While the concern is real, says Jeremy McCrea, managing director of Raymond James Energy Research, some oil sales are coming from traders who have been locking in profits in recent days while they can.

He said in an interview, “Given how much oil prices have risen…

“Wait a few weeks until we have a better idea of ​​what this really means.”

McCurry said the oil market has had a particularly volatile few weeks, first with OPEC trying to push prices higher by slowing production growth, then releasing millions of barrels to counteract the Biden administration.

With fears now of a new variant to curb global demand for oil, he said it shows “there are still a lot of big factors that could drive prices up significantly.”

Shares of Air Canada fell more than eight per cent, while shares of cruise line Carnival fell 11 per cent. Hotel chains Hilton and Marriott both fell more than six per cent.

“These announcements have fueled a sell-off in travel-related stocks (airlines, cruise lines, hotels, etc.) and fueled a rally in stay-at-home and vaccine stocks,” Cieszynski said.

Shares of Pfizer rose nearly seven percent and shares of Moderna rose more than 22 percent.

“Today’s price action and sudden move were a good reminder of the need to avoid virus complacency in 2022,” currency analyst Audrey Child-Freeman with Businesshala Intelligence said in a note to clients.

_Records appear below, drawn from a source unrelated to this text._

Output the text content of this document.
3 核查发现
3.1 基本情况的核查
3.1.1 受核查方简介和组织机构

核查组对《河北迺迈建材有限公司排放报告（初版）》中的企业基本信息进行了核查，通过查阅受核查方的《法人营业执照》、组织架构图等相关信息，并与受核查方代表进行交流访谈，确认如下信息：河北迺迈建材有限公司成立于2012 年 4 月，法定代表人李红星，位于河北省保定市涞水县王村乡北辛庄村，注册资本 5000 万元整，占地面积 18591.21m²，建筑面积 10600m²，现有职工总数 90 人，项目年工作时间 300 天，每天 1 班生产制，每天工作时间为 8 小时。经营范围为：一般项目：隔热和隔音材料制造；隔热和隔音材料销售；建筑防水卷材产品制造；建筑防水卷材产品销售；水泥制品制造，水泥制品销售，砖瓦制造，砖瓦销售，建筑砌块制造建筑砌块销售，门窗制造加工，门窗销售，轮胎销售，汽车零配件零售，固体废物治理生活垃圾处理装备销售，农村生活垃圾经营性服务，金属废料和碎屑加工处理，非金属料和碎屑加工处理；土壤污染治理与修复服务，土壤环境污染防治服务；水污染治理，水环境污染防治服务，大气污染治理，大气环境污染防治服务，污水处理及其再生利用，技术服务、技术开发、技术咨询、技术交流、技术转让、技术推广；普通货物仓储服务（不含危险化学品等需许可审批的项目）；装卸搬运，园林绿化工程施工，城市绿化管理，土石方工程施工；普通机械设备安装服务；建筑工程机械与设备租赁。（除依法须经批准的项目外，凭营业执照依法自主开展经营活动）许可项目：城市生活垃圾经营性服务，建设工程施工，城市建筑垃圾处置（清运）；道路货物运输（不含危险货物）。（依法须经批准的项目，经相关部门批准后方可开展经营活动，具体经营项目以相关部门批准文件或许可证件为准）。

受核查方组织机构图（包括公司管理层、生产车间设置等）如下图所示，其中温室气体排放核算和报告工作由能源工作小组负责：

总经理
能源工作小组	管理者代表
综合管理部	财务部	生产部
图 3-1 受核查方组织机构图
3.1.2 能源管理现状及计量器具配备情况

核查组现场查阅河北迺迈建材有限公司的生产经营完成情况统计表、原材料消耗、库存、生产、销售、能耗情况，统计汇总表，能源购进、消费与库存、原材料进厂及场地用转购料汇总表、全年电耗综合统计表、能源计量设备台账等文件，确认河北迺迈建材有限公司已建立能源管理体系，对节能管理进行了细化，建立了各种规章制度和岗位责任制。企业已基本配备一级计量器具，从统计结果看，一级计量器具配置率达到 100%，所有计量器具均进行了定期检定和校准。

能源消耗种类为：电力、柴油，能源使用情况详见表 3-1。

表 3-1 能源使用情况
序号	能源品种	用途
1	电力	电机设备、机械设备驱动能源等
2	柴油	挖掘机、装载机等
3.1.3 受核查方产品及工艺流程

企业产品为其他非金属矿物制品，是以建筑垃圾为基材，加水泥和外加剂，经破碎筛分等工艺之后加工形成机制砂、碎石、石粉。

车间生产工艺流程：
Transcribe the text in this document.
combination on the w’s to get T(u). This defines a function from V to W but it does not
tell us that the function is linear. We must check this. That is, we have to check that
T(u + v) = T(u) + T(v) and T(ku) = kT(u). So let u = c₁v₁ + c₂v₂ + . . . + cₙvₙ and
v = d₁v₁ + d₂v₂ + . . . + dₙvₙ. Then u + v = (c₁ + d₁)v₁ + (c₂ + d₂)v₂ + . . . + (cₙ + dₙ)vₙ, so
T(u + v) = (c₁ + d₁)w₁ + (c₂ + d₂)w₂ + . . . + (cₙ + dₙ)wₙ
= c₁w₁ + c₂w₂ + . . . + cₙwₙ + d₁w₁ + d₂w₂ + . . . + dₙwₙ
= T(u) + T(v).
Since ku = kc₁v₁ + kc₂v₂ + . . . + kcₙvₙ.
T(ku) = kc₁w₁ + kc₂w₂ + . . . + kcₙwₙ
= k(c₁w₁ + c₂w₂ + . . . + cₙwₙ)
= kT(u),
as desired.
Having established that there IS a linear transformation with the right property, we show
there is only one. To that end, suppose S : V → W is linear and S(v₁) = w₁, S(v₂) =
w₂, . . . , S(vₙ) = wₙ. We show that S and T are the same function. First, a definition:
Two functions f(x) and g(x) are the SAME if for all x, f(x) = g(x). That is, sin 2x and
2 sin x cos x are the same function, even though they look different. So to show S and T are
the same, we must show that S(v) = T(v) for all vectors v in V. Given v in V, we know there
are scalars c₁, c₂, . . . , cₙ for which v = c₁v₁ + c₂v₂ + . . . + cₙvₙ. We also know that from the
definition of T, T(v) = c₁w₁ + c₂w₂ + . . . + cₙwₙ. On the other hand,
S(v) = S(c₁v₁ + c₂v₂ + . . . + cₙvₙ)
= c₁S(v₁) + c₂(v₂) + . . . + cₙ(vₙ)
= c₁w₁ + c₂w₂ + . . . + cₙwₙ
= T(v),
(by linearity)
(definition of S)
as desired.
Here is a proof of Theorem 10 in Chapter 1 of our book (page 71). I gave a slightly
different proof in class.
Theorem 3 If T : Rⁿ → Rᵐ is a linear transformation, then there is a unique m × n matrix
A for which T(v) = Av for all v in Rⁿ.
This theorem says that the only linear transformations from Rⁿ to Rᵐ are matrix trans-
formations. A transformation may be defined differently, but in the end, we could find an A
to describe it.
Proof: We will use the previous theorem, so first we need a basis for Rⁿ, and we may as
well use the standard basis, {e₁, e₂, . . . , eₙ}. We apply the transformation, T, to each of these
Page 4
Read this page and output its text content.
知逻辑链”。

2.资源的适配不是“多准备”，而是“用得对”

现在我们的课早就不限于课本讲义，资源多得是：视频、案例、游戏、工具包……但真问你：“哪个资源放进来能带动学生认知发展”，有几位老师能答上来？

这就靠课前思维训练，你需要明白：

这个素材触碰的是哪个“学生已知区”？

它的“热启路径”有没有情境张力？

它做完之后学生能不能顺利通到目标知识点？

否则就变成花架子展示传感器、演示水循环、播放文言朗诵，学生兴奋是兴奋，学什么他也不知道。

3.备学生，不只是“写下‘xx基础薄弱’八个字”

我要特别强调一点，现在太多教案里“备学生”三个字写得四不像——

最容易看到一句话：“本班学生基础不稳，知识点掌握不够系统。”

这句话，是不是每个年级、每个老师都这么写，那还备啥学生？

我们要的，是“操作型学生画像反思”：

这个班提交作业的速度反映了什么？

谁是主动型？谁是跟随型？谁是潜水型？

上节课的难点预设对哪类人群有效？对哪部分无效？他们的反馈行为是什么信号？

Lisa Kramer, professor of finance at the Rotman School of Management in Toronto, says investors are reacting with the same kind of fear they did at the start of the pandemic.

She said in an interview, “It’s not uncommon when dramatic news comes out for some people, for some people.” “And many people don’t need to panic for the markets to react strongly.”

Cryptocurrencies, which are considered a safe store of value, sold heavily as investors turned to things like gold, bonds and the US dollar.

“In times like these, we have a fair idea of ​​what investors regard as a real, reliable safe haven and bitcoin has fallen eight percent today, dealing a fatal blow to its safe-haven credentials. , another crypto myth that has surfaced over the years, despite having zero evidence to back it up, said analyst Craig Erlam with forex firm Oanda.